Find the general solution for the equation (px-py)(py+x)=2p by reducing into Clairaut’s form by using the substitution X=x^2, Y=y^2  where p=\(\frac{dy}{dx}\).

(a) \(y^2 = x + \frac{c}{c+1}\)

(b) \(y^2 = cx^2 – \frac{2c}{c+1}\)

(c) \(x^2 = cy^2 – \frac{1}{2c+1}\)

(d) \(x^2 = y^2 + \frac{c}{2c+2}\)

I have been asked this question by my college director while I was bunking the class.

This intriguing question originated from Clairaut’s and Lagrange Equations topic in portion Ordinary Differential Equations – First Order & First Degree of Engineering Mathematics

Answer 1

Correct option is (b) \(y^2 = cx^2 – \frac{2c}{c+1}\)

To explain I would say: \(X=x^2 \rightarrow \frac{dX}{dx} = 2x\)

\(Y=y^2 \rightarrow \frac{dY}{dy} = 2y\)

now \(p = \frac{dy}{dx} = \frac{dy}{dY} \frac{dY}{dX} \frac{dX}{dx} \,and\, \,let\, P=\frac{dY}{dx}\)

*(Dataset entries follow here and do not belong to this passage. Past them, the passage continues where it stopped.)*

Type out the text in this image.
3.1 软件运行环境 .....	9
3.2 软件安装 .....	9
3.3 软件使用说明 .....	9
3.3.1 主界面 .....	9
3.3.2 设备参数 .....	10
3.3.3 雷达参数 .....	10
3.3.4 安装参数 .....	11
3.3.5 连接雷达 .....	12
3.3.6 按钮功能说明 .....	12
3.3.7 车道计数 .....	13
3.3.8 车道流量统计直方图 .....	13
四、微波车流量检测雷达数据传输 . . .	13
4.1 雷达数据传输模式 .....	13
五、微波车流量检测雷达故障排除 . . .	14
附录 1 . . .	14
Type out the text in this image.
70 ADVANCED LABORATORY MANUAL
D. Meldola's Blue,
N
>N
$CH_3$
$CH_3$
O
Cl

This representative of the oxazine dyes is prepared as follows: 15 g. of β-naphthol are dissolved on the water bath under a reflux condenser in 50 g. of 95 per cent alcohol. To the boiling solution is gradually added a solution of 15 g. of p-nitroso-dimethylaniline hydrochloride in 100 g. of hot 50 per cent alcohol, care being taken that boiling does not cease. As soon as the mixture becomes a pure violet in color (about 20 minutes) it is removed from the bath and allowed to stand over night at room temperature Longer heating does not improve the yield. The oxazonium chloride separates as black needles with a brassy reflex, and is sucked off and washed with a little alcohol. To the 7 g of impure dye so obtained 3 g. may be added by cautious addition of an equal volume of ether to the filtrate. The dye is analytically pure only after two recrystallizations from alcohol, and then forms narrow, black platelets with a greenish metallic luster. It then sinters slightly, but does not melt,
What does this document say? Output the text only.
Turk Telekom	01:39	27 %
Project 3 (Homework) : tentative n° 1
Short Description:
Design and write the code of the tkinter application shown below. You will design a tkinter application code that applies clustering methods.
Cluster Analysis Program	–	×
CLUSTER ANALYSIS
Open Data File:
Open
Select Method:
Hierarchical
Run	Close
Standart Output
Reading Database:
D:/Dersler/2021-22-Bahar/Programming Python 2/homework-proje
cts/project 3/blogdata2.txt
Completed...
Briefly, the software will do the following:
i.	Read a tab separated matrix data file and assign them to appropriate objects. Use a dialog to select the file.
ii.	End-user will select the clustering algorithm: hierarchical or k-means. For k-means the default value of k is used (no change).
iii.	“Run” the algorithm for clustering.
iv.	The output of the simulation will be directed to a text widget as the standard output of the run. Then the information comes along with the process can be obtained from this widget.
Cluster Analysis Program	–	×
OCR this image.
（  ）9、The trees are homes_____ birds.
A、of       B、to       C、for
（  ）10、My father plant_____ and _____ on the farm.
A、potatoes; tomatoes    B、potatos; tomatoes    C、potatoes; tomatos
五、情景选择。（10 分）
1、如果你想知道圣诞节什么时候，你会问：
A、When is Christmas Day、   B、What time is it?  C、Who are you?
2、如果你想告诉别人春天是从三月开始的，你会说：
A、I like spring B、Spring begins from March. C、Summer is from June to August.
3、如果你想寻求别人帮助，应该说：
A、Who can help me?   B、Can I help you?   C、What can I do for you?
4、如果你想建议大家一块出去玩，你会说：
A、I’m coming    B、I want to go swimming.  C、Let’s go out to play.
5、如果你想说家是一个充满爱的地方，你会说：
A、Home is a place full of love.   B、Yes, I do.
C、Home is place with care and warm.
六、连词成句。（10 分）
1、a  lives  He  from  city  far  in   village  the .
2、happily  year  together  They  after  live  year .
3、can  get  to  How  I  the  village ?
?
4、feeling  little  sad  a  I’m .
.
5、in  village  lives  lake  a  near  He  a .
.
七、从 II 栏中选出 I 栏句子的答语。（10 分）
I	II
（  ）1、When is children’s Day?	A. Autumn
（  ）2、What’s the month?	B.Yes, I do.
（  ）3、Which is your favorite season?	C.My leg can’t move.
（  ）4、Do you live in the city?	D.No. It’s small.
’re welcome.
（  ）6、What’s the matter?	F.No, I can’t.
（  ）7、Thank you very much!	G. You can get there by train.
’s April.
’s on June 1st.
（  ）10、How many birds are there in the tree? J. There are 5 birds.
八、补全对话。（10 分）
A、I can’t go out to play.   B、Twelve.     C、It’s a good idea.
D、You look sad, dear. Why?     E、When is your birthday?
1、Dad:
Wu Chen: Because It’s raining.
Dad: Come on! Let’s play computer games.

\(p=\frac{1}{2y} * P * 2x \,or\, p=\frac{x}{y} \,P \,i.e\, p=\sqrt{\frac{X}{Y}} P\)

now consider (px-py)(py+x)=2p substituting the value of p we get

\(\left(\sqrt{\frac{X}{Y}} P \sqrt{X} – \sqrt{Y}\right)\left(\sqrt{\frac{X}{Y}} P \sqrt{Y} + \sqrt{X}\right) =  2\sqrt{\frac{X}{Y}} P\)

\(\frac{(PX-Y)}{\sqrt{Y}} (P+1)\sqrt{X} = 2\sqrt{\frac{X}{Y}} P \rightarrow (PX-Y)(P+1)=2P \,or\, Y(P)=PX-\frac{2P}{P+1}\) is in the Clairaut’s form

hence general solution is \(y^2 = cx^2 – \frac{2c}{c+1}\).